El padre de Gordo Charlie, sin embargo, lo había elevado a la categoría de arte, y disfrutaba con ello del mismo modo que disfrutaba gastando bromas, bromas que iban de lo más sencido —Gordo Charlie jamás olvidaría la primera vez que le hizo la petaca en la cama— a la sofisticación más inimaginable.
—¿Por ejemplo? —preguntó Rosie, la prometida de Gordo Charlie, una noche en que Gordo Charlie, que no solía hablar de su padre, intentaba explicarle, a trompicones, por qué estaba tan convencido de que invitar a su padre a la boda era una idea espantosamente mala. Estaban en una pequeña taberna de la zona sur de Londres. Hacía ya muchos años que Gordo Charlie había llegado a la conclusión de que siete mil kilómetros con el océano Atlántico de por medio era la única distancia prudente entre él y su padre.
—Pues... —respondió Gordo Charlie, y por su mente desfilaron un montón de recuerdos humillantes que le provocaron una sucesión de calambres en los dedos de los pies. Se decidió a contarle uno de ellos—: Pues verás, cuando me cambié de colegio, siendo todavía un crío, mi padre me contó lo mucho que le gustaba el Día del Presidente cuando era niño, porque existe una ley según la cual, ese día, a los niños que van a la escuela disfrazados de su presidente favorito les premian con una enorme bolsa llena de chucherías.
—Una bonita ley —dijo Rosie—, ya me gustaría a mí que existiera una parecida en Inglaterra.
Rosie no había salido nunca del Reino Unido, sin contar un viaje organizado a una isla situada, creía ella recordar, en algún lugar del Mediterráneo. Tenía los ojos castaños, de mirada tierna, y buen corazón, aunque la geografía no era precisamente su punto fuerte.
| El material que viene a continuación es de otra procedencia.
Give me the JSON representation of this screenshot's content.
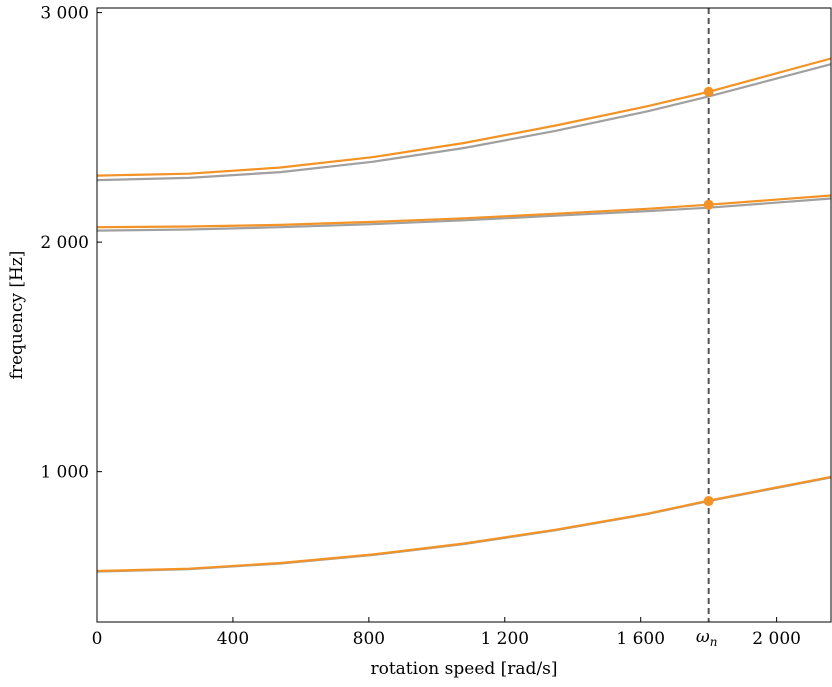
{
  "chart_data": {
    "type": "line",
    "xlabel": "rotation speed [rad/s]",
    "ylabel": "frequency [Hz]",
    "xlim": [
      0,
      2160
    ],
    "ylim": [
      345,
      3020
    ],
    "xticks": [
      {
        "value": 0,
        "label": "0"
      },
      {
        "value": 400,
        "label": "400"
      },
      {
        "value": 800,
        "label": "800"
      },
      {
        "value": 1200,
        "label": "1 200"
      },
      {
        "value": 1600,
        "label": "1 600"
      },
      {
        "value": 2000,
        "label": "2 000"
      }
    ],
    "yticks": [
      {
        "value": 1000,
        "label": "1 000"
      },
      {
        "value": 2000,
        "label": "2 000"
      },
      {
        "value": 3000,
        "label": "3 000"
      }
    ],
    "marker_line": {
      "x": 1800,
      "label": "ω",
      "subscript": "n",
      "style": "dashed"
    },
    "grid": false,
    "colors": {
      "orange": "#f39325",
      "gray": "#a0a0a0",
      "marker_line": "#555555"
    },
    "x": [
      0,
      270,
      540,
      810,
      1080,
      1350,
      1620,
      1800,
      2160
    ],
    "series": [
      {
        "color": "gray",
        "values": [
          565,
          575,
          600,
          637,
          685,
          745,
          815,
          872,
          975
        ]
      },
      {
        "color": "orange",
        "values": [
          567,
          577,
          602,
          639,
          687,
          747,
          817,
          874,
          977
        ]
      },
      {
        "color": "gray",
        "values": [
          2050,
          2055,
          2065,
          2078,
          2095,
          2115,
          2135,
          2150,
          2190
        ]
      },
      {
        "color": "orange",
        "values": [
          2065,
          2068,
          2075,
          2088,
          2104,
          2124,
          2145,
          2163,
          2203
        ]
      },
      {
        "color": "gray",
        "values": [
          2270,
          2280,
          2305,
          2350,
          2410,
          2485,
          2570,
          2635,
          2775
        ]
      },
      {
        "color": "orange",
        "values": [
          2290,
          2298,
          2325,
          2370,
          2432,
          2508,
          2592,
          2655,
          2800
        ]
      }
    ],
    "markers": [
      {
        "x": 1800,
        "y": 872
      },
      {
        "x": 1800,
        "y": 2163
      },
      {
        "x": 1800,
        "y": 2655
      }
    ]
  }
}
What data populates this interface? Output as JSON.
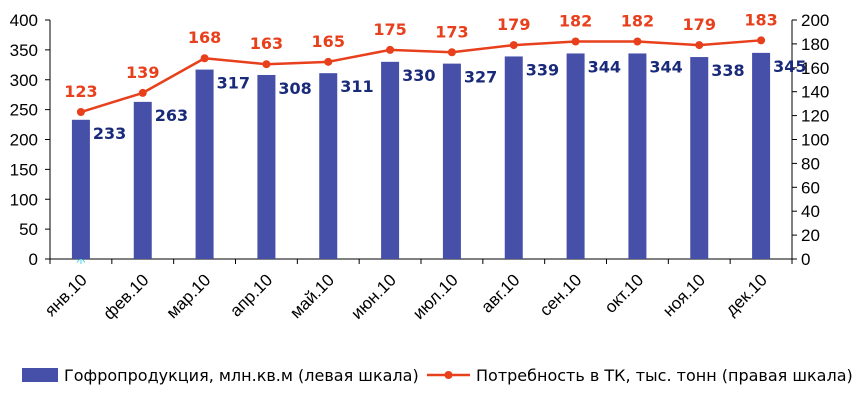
{
  "chart_data": {
    "type": "bar+line",
    "categories": [
      "янв.10",
      "фев.10",
      "мар.10",
      "апр.10",
      "май.10",
      "июн.10",
      "июл.10",
      "авг.10",
      "сен.10",
      "окт.10",
      "ноя.10",
      "дек.10"
    ],
    "series": [
      {
        "name": "Гофропродукция, млн.кв.м (левая шкала)",
        "type": "bar",
        "axis": "left",
        "color": "#4650A8",
        "label_color": "#1A2A7A",
        "values": [
          233,
          263,
          317,
          308,
          311,
          330,
          327,
          339,
          344,
          344,
          338,
          345
        ]
      },
      {
        "name": "Потребность в ТК, тыс. тонн (правая шкала)",
        "type": "line",
        "axis": "right",
        "color": "#E8401C",
        "label_color": "#E8401C",
        "values": [
          123,
          139,
          168,
          163,
          165,
          175,
          173,
          179,
          182,
          182,
          179,
          183
        ]
      }
    ],
    "y_left": {
      "min": 0,
      "max": 400,
      "step": 50
    },
    "y_right": {
      "min": 0,
      "max": 200,
      "step": 20
    },
    "grid": false,
    "legend": "bottom",
    "origin_marker": {
      "symbol": "✳",
      "color": "#30C8E8"
    }
  }
}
—No es una bonita ley —replicó Gordo Charlie—, no es una ley, de hecho. Se lo inventó todo. Es más, ese día es festivo en casi todos los estados, pero ni siquiera en los que no lo es existe la tradición de ir disfrazado como tu presidente favorito. No hay ninguna ley del Congreso sobre premiar con una bolsa de golosinas a los niños que se disfracen, ni determina en ningún sentido tu futura popularidad en la escuela o en el instituto el presidente que escojas; casi todos optaban por los más obvios, Lincoln, Washington o Jefferson, pero los que tenían más posibilidades de aumentar su popularidad eran los que elegían a John Quincy Adams, Warren Gamaliel Harding u otros por el estilo. Y trae mala suerte hablar de ello antes del Día del Presidente. Quiero decir, no es así, pero él decía que sí.